Length12,032 mm39'6"
Width2,352 mm7'9"
Height2,698 mm8'10"
Door opening (W × H)2,340 × 2,585 mm7'8" × 8'6"

Weights & capacity

Tare weight3,900 kg8,598 lb
Max payload26,460 kg58,334 lb
Max gross weight30,360 kg66,932 lb
Cubic capacity76.4 m³2,698 ft³

Pallet capacity (single tier)

25
Euro pallets (1200 × 800 mm)
21
Standard pallets (1200 × 1000 mm)

Typical cargo & use cases

  • Light, bulky cargo: furniture, foam, garments on hangers
  • Tall machinery or crates up to ~2.58 m door height
  • E-commerce and consolidation loads that cube out

Loading tips

  • Door height is 2.58 m — confirm your tallest piece passes the aperture, not just the interior.
  • Use the extra height for a third carton tier before adding floor area.
  • HC often prices the same as a standard 40ft — ask for it by default on light cargo.

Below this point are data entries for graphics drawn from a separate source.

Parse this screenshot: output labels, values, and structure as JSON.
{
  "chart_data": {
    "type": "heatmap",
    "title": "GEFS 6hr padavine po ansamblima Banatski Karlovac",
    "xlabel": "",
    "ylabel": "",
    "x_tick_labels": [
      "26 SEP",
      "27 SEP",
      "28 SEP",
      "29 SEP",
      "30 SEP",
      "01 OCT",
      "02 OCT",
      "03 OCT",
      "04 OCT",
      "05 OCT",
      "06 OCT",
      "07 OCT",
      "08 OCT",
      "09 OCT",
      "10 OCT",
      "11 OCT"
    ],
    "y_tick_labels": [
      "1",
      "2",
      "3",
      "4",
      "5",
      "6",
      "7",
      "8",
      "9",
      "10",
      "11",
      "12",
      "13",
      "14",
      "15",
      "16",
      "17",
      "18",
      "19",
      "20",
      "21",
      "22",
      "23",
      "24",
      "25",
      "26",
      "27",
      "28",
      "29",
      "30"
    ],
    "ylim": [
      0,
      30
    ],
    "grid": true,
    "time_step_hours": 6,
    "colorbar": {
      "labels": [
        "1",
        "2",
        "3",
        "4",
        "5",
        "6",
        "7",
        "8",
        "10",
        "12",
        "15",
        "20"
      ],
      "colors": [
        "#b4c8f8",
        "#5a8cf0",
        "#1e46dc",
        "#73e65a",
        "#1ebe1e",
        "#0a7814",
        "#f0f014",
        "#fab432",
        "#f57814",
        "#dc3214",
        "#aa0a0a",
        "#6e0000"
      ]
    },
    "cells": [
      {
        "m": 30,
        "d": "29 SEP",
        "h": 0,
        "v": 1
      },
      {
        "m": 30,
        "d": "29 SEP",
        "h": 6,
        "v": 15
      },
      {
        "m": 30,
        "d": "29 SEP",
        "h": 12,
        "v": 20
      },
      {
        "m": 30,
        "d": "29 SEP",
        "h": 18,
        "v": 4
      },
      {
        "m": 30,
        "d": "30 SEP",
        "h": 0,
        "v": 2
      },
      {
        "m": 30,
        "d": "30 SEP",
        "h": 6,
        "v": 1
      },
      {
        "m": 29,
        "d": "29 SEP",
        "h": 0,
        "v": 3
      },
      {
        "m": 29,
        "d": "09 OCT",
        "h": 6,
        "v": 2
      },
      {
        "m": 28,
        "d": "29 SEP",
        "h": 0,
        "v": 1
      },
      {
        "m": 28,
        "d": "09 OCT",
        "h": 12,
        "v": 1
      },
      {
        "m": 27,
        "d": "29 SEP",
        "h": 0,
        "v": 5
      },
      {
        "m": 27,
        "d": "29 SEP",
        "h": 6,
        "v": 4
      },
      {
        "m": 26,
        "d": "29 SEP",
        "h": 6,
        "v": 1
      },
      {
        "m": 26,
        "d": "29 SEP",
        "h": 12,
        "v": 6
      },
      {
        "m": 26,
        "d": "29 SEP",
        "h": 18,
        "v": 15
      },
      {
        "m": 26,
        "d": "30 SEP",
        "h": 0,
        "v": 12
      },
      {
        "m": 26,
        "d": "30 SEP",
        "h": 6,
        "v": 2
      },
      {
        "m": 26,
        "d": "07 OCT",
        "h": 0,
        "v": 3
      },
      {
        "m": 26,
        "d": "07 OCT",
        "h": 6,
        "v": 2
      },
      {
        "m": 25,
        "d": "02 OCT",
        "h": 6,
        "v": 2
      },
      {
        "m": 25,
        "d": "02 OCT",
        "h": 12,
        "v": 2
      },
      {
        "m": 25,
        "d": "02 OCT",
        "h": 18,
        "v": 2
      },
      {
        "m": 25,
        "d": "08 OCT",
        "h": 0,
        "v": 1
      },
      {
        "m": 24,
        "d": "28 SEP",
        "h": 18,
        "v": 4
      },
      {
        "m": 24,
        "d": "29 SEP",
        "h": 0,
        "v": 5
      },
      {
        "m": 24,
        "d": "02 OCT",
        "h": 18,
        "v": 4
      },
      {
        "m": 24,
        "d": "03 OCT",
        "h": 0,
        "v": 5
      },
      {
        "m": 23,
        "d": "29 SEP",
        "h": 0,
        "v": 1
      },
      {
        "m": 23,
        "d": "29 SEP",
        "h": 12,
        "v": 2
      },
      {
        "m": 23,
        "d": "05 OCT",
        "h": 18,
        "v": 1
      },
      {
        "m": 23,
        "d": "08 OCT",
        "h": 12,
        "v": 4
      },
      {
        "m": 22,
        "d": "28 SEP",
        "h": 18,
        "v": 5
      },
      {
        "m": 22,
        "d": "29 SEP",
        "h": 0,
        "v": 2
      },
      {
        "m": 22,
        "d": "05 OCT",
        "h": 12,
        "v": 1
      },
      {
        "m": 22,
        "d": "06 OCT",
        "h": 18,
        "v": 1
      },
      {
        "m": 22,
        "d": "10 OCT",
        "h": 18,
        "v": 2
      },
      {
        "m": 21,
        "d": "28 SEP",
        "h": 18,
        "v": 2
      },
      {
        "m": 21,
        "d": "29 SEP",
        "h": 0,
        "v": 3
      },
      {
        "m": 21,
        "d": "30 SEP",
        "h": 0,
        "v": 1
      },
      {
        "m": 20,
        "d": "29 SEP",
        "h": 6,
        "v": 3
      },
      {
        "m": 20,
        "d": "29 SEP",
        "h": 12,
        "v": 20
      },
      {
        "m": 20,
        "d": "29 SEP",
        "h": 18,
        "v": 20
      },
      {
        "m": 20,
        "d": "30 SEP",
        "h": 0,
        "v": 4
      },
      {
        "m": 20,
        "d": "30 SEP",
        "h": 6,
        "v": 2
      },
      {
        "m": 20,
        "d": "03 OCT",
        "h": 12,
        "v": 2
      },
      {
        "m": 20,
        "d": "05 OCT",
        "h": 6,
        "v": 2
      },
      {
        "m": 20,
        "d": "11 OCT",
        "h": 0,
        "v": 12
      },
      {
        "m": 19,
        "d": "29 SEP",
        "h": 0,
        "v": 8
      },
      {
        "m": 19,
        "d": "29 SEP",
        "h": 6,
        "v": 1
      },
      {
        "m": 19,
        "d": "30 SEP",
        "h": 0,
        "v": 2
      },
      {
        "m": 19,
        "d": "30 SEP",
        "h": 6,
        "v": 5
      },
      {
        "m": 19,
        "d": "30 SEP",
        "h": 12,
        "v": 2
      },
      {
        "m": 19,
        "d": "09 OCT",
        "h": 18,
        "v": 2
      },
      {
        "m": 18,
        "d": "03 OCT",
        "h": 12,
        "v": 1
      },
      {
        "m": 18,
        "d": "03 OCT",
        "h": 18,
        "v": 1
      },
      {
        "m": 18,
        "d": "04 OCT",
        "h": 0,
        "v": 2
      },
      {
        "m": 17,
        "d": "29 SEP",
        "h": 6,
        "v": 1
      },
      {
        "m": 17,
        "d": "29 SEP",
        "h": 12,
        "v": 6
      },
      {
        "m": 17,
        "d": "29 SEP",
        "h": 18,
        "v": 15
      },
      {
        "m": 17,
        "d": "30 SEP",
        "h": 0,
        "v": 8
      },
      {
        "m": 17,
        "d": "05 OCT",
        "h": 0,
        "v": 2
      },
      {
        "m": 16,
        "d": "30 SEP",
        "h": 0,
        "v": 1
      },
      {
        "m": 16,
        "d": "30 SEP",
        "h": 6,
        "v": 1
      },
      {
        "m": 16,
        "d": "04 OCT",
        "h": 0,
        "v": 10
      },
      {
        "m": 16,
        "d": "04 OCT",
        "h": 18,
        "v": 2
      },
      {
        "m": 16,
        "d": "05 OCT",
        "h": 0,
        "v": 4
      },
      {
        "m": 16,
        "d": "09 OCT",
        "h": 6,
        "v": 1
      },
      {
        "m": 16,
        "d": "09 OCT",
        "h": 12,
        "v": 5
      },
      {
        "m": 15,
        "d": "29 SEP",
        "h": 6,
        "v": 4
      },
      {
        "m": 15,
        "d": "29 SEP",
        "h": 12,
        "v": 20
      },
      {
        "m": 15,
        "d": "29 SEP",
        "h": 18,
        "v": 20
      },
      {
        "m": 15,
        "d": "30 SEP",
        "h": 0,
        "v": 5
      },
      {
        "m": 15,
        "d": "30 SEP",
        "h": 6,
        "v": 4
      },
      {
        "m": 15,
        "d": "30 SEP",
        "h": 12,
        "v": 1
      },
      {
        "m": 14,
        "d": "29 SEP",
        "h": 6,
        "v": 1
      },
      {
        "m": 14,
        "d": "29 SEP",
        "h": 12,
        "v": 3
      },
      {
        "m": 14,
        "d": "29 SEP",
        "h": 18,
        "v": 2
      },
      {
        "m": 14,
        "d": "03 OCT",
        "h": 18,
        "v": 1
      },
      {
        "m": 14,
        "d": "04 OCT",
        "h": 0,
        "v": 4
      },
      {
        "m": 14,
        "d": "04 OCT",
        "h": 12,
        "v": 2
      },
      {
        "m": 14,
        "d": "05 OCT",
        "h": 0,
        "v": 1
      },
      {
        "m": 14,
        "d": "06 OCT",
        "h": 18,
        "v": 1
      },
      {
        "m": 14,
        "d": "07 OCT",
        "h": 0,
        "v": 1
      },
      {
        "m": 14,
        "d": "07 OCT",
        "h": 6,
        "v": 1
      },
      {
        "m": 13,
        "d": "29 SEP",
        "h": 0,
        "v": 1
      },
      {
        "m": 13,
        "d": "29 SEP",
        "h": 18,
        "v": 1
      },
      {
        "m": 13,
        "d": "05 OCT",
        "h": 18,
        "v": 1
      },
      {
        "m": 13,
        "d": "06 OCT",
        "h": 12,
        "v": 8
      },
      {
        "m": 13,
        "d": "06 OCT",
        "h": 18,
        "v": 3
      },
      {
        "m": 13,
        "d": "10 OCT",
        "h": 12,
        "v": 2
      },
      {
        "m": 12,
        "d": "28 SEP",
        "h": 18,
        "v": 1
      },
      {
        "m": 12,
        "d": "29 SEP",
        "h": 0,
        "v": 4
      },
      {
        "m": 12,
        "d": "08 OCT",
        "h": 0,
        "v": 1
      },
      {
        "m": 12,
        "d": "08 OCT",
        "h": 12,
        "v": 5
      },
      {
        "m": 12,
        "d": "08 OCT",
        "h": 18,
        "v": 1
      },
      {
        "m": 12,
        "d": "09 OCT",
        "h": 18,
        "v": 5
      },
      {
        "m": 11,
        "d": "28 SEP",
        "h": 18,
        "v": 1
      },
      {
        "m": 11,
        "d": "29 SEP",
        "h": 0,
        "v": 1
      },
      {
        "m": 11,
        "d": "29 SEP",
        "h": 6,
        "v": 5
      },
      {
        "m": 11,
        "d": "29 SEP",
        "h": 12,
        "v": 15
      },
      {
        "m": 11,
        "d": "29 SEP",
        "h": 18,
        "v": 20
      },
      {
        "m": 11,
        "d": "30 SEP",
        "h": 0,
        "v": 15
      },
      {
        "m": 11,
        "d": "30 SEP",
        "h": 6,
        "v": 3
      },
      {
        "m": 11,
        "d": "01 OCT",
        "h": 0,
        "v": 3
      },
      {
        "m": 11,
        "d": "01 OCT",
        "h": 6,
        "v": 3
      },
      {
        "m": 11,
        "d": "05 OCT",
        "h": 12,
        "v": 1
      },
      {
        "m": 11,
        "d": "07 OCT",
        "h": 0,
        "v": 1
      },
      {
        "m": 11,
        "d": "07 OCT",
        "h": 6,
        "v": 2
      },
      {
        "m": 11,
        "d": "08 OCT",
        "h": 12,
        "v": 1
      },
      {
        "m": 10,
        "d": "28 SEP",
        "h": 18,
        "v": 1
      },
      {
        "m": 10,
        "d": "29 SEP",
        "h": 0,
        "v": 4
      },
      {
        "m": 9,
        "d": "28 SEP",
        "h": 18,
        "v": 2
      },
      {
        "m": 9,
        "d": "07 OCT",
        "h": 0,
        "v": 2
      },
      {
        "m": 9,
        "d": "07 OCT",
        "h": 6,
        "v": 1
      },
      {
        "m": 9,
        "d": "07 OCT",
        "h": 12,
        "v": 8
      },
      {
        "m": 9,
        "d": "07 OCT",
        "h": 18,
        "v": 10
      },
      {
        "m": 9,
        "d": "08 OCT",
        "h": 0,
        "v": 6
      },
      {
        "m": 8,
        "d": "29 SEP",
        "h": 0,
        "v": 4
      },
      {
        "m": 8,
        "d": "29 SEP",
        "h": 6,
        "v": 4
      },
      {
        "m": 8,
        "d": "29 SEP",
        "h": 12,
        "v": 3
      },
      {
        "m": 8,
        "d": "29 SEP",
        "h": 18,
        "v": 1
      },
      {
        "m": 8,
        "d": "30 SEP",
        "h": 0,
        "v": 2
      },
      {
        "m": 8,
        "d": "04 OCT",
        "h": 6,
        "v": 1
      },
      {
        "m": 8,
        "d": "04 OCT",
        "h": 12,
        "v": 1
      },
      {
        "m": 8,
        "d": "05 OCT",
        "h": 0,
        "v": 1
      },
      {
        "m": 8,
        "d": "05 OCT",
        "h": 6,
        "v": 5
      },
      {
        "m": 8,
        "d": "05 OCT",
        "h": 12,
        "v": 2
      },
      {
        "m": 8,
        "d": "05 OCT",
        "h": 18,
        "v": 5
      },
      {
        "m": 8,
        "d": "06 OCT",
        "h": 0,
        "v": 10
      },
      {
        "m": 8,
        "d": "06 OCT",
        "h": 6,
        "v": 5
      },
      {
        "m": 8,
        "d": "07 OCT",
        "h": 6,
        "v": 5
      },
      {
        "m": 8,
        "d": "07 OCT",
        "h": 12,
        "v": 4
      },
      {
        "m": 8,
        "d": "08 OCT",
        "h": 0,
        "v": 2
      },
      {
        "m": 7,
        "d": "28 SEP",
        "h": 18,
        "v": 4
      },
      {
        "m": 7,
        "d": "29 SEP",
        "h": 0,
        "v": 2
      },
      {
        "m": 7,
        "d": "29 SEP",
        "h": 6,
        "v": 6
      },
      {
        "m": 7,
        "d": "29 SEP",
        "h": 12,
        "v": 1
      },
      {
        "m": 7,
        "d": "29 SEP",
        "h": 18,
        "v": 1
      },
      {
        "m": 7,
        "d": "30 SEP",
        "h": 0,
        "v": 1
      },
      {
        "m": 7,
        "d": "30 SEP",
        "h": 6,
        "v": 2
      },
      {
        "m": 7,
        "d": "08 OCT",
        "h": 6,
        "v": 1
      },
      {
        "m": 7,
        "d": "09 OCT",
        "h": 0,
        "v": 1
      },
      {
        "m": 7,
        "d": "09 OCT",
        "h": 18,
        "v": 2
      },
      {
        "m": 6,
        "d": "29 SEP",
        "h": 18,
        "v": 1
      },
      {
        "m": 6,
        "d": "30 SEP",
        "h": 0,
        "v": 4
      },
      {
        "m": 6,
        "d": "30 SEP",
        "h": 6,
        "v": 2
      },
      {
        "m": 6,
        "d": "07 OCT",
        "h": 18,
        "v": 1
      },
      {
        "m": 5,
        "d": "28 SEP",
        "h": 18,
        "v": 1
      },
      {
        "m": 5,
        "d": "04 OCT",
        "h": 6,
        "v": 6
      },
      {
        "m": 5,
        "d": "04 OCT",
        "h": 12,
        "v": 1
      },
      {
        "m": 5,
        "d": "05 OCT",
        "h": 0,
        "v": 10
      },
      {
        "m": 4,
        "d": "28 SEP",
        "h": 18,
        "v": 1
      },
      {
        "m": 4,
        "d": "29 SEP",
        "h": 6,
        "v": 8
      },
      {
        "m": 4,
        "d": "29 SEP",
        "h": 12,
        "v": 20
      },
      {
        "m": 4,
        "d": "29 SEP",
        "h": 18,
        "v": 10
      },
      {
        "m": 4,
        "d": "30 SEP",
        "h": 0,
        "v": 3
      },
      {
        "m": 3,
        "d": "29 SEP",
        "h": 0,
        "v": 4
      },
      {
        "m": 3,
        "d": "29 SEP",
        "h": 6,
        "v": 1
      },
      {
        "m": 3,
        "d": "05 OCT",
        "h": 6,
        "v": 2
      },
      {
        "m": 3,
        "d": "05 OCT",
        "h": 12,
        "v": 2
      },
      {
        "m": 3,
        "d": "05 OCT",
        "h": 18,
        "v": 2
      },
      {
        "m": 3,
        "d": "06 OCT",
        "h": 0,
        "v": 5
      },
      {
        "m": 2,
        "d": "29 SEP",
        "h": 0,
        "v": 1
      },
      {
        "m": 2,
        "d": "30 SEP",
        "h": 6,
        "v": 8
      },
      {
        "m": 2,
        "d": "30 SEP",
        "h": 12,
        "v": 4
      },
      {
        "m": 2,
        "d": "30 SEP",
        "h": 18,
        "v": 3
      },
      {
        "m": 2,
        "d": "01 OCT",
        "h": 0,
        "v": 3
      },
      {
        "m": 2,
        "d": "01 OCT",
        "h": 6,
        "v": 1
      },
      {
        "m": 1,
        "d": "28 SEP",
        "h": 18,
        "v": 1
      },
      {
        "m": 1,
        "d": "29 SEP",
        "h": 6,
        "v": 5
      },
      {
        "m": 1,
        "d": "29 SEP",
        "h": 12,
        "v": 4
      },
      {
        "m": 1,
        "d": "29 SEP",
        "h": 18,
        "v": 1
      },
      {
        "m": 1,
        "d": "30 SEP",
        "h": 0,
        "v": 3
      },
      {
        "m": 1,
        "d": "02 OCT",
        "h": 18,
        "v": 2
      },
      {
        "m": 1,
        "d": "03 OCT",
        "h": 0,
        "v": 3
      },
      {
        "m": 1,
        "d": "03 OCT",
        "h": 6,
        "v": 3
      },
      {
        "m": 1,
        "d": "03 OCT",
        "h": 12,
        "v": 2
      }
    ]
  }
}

Frequently asked questions

What is the difference between 40ft HC and 40ft GP?
Only the height: 2.90 m external (2.70 m internal) vs 2.59 m (2.39 m). Length, width and max gross are the same; the HC gives ~8.7 m³ more volume.
How many CBM is a 40ft High Cube?
76.4 m³ published; plan for roughly 60–65 m³ of real cargo.
Does a High Cube cost more to ship?
On most lanes HC and standard 40ft are priced identically or within a small premium, because fleets are now HC-dominated.